Palais de Woodstock.


Elizabeth Tudor aurait pu jalouser ses cousines Grey. Jane, Katherine et Mary, les filles de Frances Brandon et de Henry Grey, les petites filles de Mary d’Angleterre et les arrières petites filles d’Henri VII Tudor et de son épouse Elizabeth d’York, avaient toujours eu tous ce qu’elles voulaient. Il était de notoriété publique, que les filles Grey avaient toujours été mieux traitées que les princesses Tudor, du temps où leur père les avait déclaré bâtarde. Mieux traitées, par le passé, victime aujourd’hui. Les filles Grey avaient déjà tant souffert, d’abord de la perte de leur sœur ainée et ensuite de leur père. Les jeunes filles étaient toutes les deux considérées comme des parias, des menaces qui pouvaient à tout moment récupérer le trône, mais n’importe qui, qui les connaissait, pouvait voir dans leurs yeux, qu’elle n’avait nullement envie de cette couronne empoisonnée. Pour Edward, cela avait été son fardeau et il en était mort. Une fois son décès, comme le stipulé le testament d’Henry le Huitième, Mary devait porter cette lourde couronne. Elle parvenait à supporter ce fardeau, mais aux yeux d’Elizabeth, même si c’était un crime de lèse-majesté de le penser, Mary n’était pas faite pour gouverner un royaume. Elle se laissait trop aller à ses passions, alors qu’une reine, qui en plus porte le poids de son sexe, doit rester discrète et forte face à toutes les épreuves. Elizabeth ne savait pas ce que le destin lui réservait, elle ne savait pas si un jour elle serait reine, après tout, elle avait fort peu de chance de l’être, puisque sa sœur attendait le prochain héritier de la couronne. D’un côté, elle se sentait soulagée par cette prochaine naissance, puisqu’elle savait qu’un jour elle parviendrait à se libérer de ses chaines et à vivre libre. De l’autre, son cœur ne cessait de lui dire que la couronne était pour elle, qu’elle la méritait plus que tout au monde, qu’elle était prête pour la porter, mais la méritait-elle vraiment ?
Tout à ses pensées, Elizabeth Tudor accueillit sa jeune cousine Katherine Grey, dans sa demeure.

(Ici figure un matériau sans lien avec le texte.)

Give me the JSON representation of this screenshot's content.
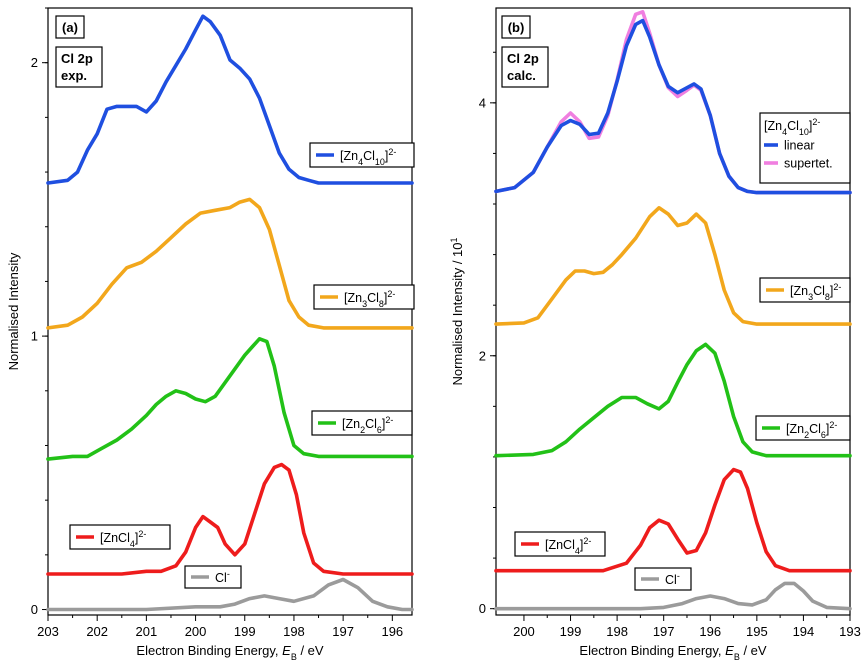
{
  "chart_data": [
    {
      "type": "line",
      "panel_label": "(a)",
      "inset_label": [
        "Cl 2p",
        "exp."
      ],
      "xlabel": "Electron Binding Energy, E_B / eV",
      "xlabel_parts": {
        "pre": "Electron Binding Energy, ",
        "var": "E",
        "sub": "B",
        "post": " / eV"
      },
      "ylabel": "Normalised Intensity",
      "xlim": [
        203,
        195.6
      ],
      "ylim": [
        -0.02,
        2.2
      ],
      "x_reversed": true,
      "xticks": [
        203,
        202,
        201,
        200,
        199,
        198,
        197,
        196
      ],
      "yticks": [
        0,
        1,
        2
      ],
      "grid": false,
      "series": [
        {
          "name": "[Zn4Cl10]2-",
          "color": "#1f4fe0",
          "legend": {
            "base": "[Zn",
            "s1": "4",
            "mid": "Cl",
            "s2": "10",
            "end": "]",
            "sup": "2-"
          },
          "x": [
            203,
            202.6,
            202.4,
            202.2,
            202,
            201.8,
            201.6,
            201.4,
            201.2,
            201,
            200.8,
            200.6,
            200.4,
            200.2,
            200,
            199.85,
            199.7,
            199.5,
            199.3,
            199.1,
            198.9,
            198.7,
            198.5,
            198.3,
            198.1,
            197.9,
            197.7,
            197.5,
            197.2,
            196.8,
            196.4,
            196,
            195.6
          ],
          "y": [
            1.56,
            1.57,
            1.6,
            1.68,
            1.74,
            1.83,
            1.84,
            1.84,
            1.84,
            1.82,
            1.86,
            1.93,
            1.99,
            2.05,
            2.12,
            2.17,
            2.15,
            2.1,
            2.01,
            1.98,
            1.94,
            1.87,
            1.77,
            1.67,
            1.61,
            1.58,
            1.57,
            1.56,
            1.56,
            1.56,
            1.56,
            1.56,
            1.56
          ]
        },
        {
          "name": "[Zn3Cl8]2-",
          "color": "#f2a71c",
          "legend": {
            "base": "[Zn",
            "s1": "3",
            "mid": "Cl",
            "s2": "8",
            "end": "]",
            "sup": "2-"
          },
          "x": [
            203,
            202.6,
            202.3,
            202,
            201.7,
            201.4,
            201.1,
            200.8,
            200.5,
            200.2,
            199.9,
            199.6,
            199.3,
            199.1,
            198.9,
            198.7,
            198.5,
            198.3,
            198.1,
            197.9,
            197.7,
            197.4,
            197,
            196.5,
            196,
            195.6
          ],
          "y": [
            1.03,
            1.04,
            1.07,
            1.12,
            1.19,
            1.25,
            1.27,
            1.31,
            1.36,
            1.41,
            1.45,
            1.46,
            1.47,
            1.49,
            1.5,
            1.47,
            1.39,
            1.26,
            1.13,
            1.07,
            1.04,
            1.03,
            1.03,
            1.03,
            1.03,
            1.03
          ]
        },
        {
          "name": "[Zn2Cl6]2-",
          "color": "#22c117",
          "legend": {
            "base": "[Zn",
            "s1": "2",
            "mid": "Cl",
            "s2": "6",
            "end": "]",
            "sup": "2-"
          },
          "x": [
            203,
            202.5,
            202.2,
            201.9,
            201.6,
            201.3,
            201,
            200.8,
            200.6,
            200.4,
            200.2,
            200,
            199.8,
            199.6,
            199.4,
            199.2,
            199,
            198.85,
            198.7,
            198.55,
            198.4,
            198.2,
            198,
            197.8,
            197.5,
            197,
            196.5,
            196,
            195.6
          ],
          "y": [
            0.55,
            0.56,
            0.56,
            0.59,
            0.62,
            0.66,
            0.71,
            0.75,
            0.78,
            0.8,
            0.79,
            0.77,
            0.76,
            0.78,
            0.83,
            0.88,
            0.93,
            0.96,
            0.99,
            0.98,
            0.89,
            0.72,
            0.6,
            0.57,
            0.56,
            0.56,
            0.56,
            0.56,
            0.56
          ]
        },
        {
          "name": "[ZnCl4]2-",
          "color": "#ee1c1c",
          "legend": {
            "base": "[ZnCl",
            "s1": "4",
            "mid": "",
            "s2": "",
            "end": "]",
            "sup": "2-"
          },
          "x": [
            203,
            202.5,
            202,
            201.5,
            201,
            200.7,
            200.4,
            200.2,
            200,
            199.85,
            199.7,
            199.55,
            199.4,
            199.2,
            199,
            198.8,
            198.6,
            198.4,
            198.25,
            198.1,
            197.95,
            197.8,
            197.6,
            197.4,
            197,
            196.5,
            196,
            195.6
          ],
          "y": [
            0.13,
            0.13,
            0.13,
            0.13,
            0.14,
            0.14,
            0.16,
            0.21,
            0.3,
            0.34,
            0.32,
            0.3,
            0.24,
            0.2,
            0.24,
            0.35,
            0.46,
            0.52,
            0.53,
            0.51,
            0.42,
            0.28,
            0.17,
            0.14,
            0.13,
            0.13,
            0.13,
            0.13
          ]
        },
        {
          "name": "Cl-",
          "color": "#9b9b9b",
          "legend": {
            "base": "Cl",
            "s1": "",
            "mid": "",
            "s2": "",
            "end": "",
            "sup": "-"
          },
          "x": [
            203,
            202,
            201,
            200,
            199.5,
            199.2,
            198.9,
            198.6,
            198.3,
            198,
            197.6,
            197.3,
            197,
            196.7,
            196.4,
            196.1,
            195.8,
            195.6
          ],
          "y": [
            0,
            0,
            0,
            0.01,
            0.01,
            0.02,
            0.04,
            0.05,
            0.04,
            0.03,
            0.05,
            0.09,
            0.11,
            0.08,
            0.03,
            0.01,
            0,
            0
          ]
        }
      ]
    },
    {
      "type": "line",
      "panel_label": "(b)",
      "inset_label": [
        "Cl 2p",
        "calc."
      ],
      "xlabel": "Electron Binding Energy, E_B / eV",
      "xlabel_parts": {
        "pre": "Electron Binding Energy, ",
        "var": "E",
        "sub": "B",
        "post": " / eV"
      },
      "ylabel": "Normalised Intensity / 10^1",
      "ylabel_parts": {
        "pre": "Normalised Intensity / 10",
        "sup": "1"
      },
      "xlim": [
        200.6,
        193
      ],
      "ylim": [
        -0.05,
        4.75
      ],
      "x_reversed": true,
      "xticks": [
        200,
        199,
        198,
        197,
        196,
        195,
        194,
        193
      ],
      "yticks": [
        0,
        2,
        4
      ],
      "grid": false,
      "legend_title": {
        "base": "[Zn",
        "s1": "4",
        "mid": "Cl",
        "s2": "10",
        "end": "]",
        "sup": "2-"
      },
      "legend_entries": [
        "linear",
        "supertet."
      ],
      "series": [
        {
          "name": "supertet.",
          "color": "#f07fe0",
          "x": [
            200.6,
            200.2,
            199.8,
            199.5,
            199.2,
            199,
            198.8,
            198.6,
            198.4,
            198.2,
            198,
            197.8,
            197.6,
            197.45,
            197.3,
            197.1,
            196.9,
            196.7,
            196.5,
            196.35,
            196.2,
            196,
            195.8,
            195.6,
            195.4,
            195.2,
            195,
            194.5,
            194,
            193
          ],
          "y": [
            3.3,
            3.33,
            3.45,
            3.65,
            3.85,
            3.92,
            3.85,
            3.72,
            3.73,
            3.9,
            4.18,
            4.5,
            4.7,
            4.72,
            4.55,
            4.3,
            4.12,
            4.05,
            4.1,
            4.14,
            4.1,
            3.9,
            3.6,
            3.42,
            3.33,
            3.3,
            3.29,
            3.29,
            3.29,
            3.29
          ]
        },
        {
          "name": "linear",
          "color": "#1f4fe0",
          "x": [
            200.6,
            200.2,
            199.8,
            199.5,
            199.2,
            199,
            198.8,
            198.6,
            198.4,
            198.2,
            198,
            197.8,
            197.6,
            197.45,
            197.3,
            197.1,
            196.9,
            196.7,
            196.5,
            196.35,
            196.2,
            196,
            195.8,
            195.6,
            195.4,
            195.2,
            195,
            194.5,
            194,
            193
          ],
          "y": [
            3.3,
            3.33,
            3.45,
            3.65,
            3.82,
            3.86,
            3.83,
            3.75,
            3.76,
            3.92,
            4.17,
            4.45,
            4.62,
            4.65,
            4.52,
            4.3,
            4.13,
            4.08,
            4.12,
            4.15,
            4.11,
            3.9,
            3.6,
            3.42,
            3.33,
            3.3,
            3.29,
            3.29,
            3.29,
            3.29
          ]
        },
        {
          "name": "[Zn3Cl8]2-",
          "color": "#f2a71c",
          "legend": {
            "base": "[Zn",
            "s1": "3",
            "mid": "Cl",
            "s2": "8",
            "end": "]",
            "sup": "2-"
          },
          "x": [
            200.6,
            200,
            199.7,
            199.4,
            199.1,
            198.9,
            198.7,
            198.5,
            198.3,
            198.1,
            197.9,
            197.6,
            197.3,
            197.1,
            196.9,
            196.7,
            196.5,
            196.3,
            196.1,
            195.9,
            195.7,
            195.5,
            195.3,
            195,
            194.5,
            194,
            193
          ],
          "y": [
            2.25,
            2.26,
            2.3,
            2.45,
            2.6,
            2.67,
            2.67,
            2.65,
            2.66,
            2.72,
            2.8,
            2.93,
            3.1,
            3.17,
            3.12,
            3.03,
            3.05,
            3.12,
            3.05,
            2.8,
            2.52,
            2.34,
            2.27,
            2.25,
            2.25,
            2.25,
            2.25
          ]
        },
        {
          "name": "[Zn2Cl6]2-",
          "color": "#22c117",
          "legend": {
            "base": "[Zn",
            "s1": "2",
            "mid": "Cl",
            "s2": "6",
            "end": "]",
            "sup": "2-"
          },
          "x": [
            200.6,
            199.8,
            199.4,
            199.1,
            198.8,
            198.5,
            198.2,
            197.9,
            197.6,
            197.35,
            197.1,
            196.9,
            196.7,
            196.5,
            196.3,
            196.1,
            195.9,
            195.7,
            195.5,
            195.3,
            195.1,
            194.8,
            194.5,
            194,
            193
          ],
          "y": [
            1.21,
            1.22,
            1.25,
            1.32,
            1.42,
            1.51,
            1.6,
            1.67,
            1.67,
            1.62,
            1.58,
            1.64,
            1.79,
            1.93,
            2.04,
            2.09,
            2.02,
            1.8,
            1.52,
            1.32,
            1.24,
            1.21,
            1.21,
            1.21,
            1.21
          ]
        },
        {
          "name": "[ZnCl4]2-",
          "color": "#ee1c1c",
          "legend": {
            "base": "[ZnCl",
            "s1": "4",
            "mid": "",
            "s2": "",
            "end": "]",
            "sup": "2-"
          },
          "x": [
            200.6,
            199,
            198.3,
            197.8,
            197.5,
            197.3,
            197.1,
            196.9,
            196.7,
            196.5,
            196.3,
            196.1,
            195.9,
            195.7,
            195.5,
            195.35,
            195.2,
            195,
            194.8,
            194.6,
            194.3,
            194,
            193
          ],
          "y": [
            0.3,
            0.3,
            0.3,
            0.36,
            0.5,
            0.64,
            0.7,
            0.67,
            0.55,
            0.44,
            0.46,
            0.6,
            0.82,
            1.02,
            1.1,
            1.08,
            0.95,
            0.68,
            0.45,
            0.34,
            0.3,
            0.3,
            0.3
          ]
        },
        {
          "name": "Cl-",
          "color": "#9b9b9b",
          "legend": {
            "base": "Cl",
            "s1": "",
            "mid": "",
            "s2": "",
            "end": "",
            "sup": "-"
          },
          "x": [
            200.6,
            197.5,
            197,
            196.6,
            196.3,
            196,
            195.7,
            195.4,
            195.1,
            194.8,
            194.6,
            194.4,
            194.2,
            194,
            193.8,
            193.5,
            193
          ],
          "y": [
            0,
            0,
            0.01,
            0.04,
            0.08,
            0.1,
            0.08,
            0.04,
            0.03,
            0.07,
            0.15,
            0.2,
            0.2,
            0.14,
            0.06,
            0.01,
            0
          ]
        }
      ]
    }
  ]
}
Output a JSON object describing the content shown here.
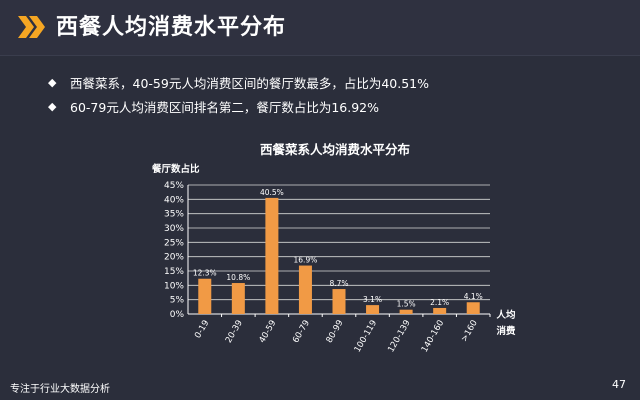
{
  "header": {
    "title": "西餐人均消费水平分布"
  },
  "bullets": [
    "西餐菜系，40-59元人均消费区间的餐厅数最多，占比为40.51%",
    "60-79元人均消费区间排名第二，餐厅数占比为16.92%"
  ],
  "footer": {
    "text": "专注于行业大数据分析",
    "page": "47"
  },
  "colors": {
    "background": "#2b2e3b",
    "bar": "#f19a45",
    "accent": "#f5a623"
  },
  "chart_data": {
    "type": "bar",
    "title": "西餐菜系人均消费水平分布",
    "ylabel": "餐厅数占比",
    "xlabel_lines": [
      "人均",
      "消费"
    ],
    "ylim": [
      0,
      45
    ],
    "yticks": [
      "0%",
      "5%",
      "10%",
      "15%",
      "20%",
      "25%",
      "30%",
      "35%",
      "40%",
      "45%"
    ],
    "categories": [
      "0-19",
      "20-39",
      "40-59",
      "60-79",
      "80-99",
      "100-119",
      "120-139",
      "140-160",
      ">160"
    ],
    "values": [
      12.3,
      10.8,
      40.5,
      16.9,
      8.7,
      3.1,
      1.5,
      2.1,
      4.1
    ],
    "labels": [
      "12.3%",
      "10.8%",
      "40.5%",
      "16.9%",
      "8.7%",
      "3.1%",
      "1.5%",
      "2.1%",
      "4.1%"
    ],
    "grid": true
  }
}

Le voyage fut long pour la jeune fille et la rousse avait tout fait pour que le séjour de l’héritière Grey, se déroule le mieux possible.
« Le plaisir est partagé chère cousine. J’espère que vous m’apportez de bonnes nouvelles de la cour. D’habitude les conseillers de la reine n’évoquent avec moi que les nouveaux décrets, mis en place. Ils n’ont pas encore compris que quelques nouvelles, plus légères me feraient tout autant plaisir. » Souriait la jeune femme tout en invitant Katherine à entrer et à venir se réchauffer au cœur même du palais de Woodstock.
Bien que le train de vie de la princesse Elizabeth ne soit pas aussi royal qu’à la cour, elle menait une vie confortable, dans un château qui l’était tout autant. La rousse regrettait seulement une chose, que les portes ne soient pas assez ouvertes, pour lui offrir plus de moments de liberté.
« Même si l’air est plus respirable, le froid de nos campagnes peut être redoutable, je n’aimerai pas être la cause d’une maladie. » Disait la jeune femme, tout en demandant à un serviteur de rajouter des buches dans la cheminée. L’atmosphère dans le salon était déjà douce, avec ses nombreux meubles, ses tentures et ses murs recouverts de bois. On ne pouvait pas être mieux, même si certains jours, le château manquait de chaleur humaine. Au moins, la présence de Katherine Grey allait remédier à cela durant les prochains jours.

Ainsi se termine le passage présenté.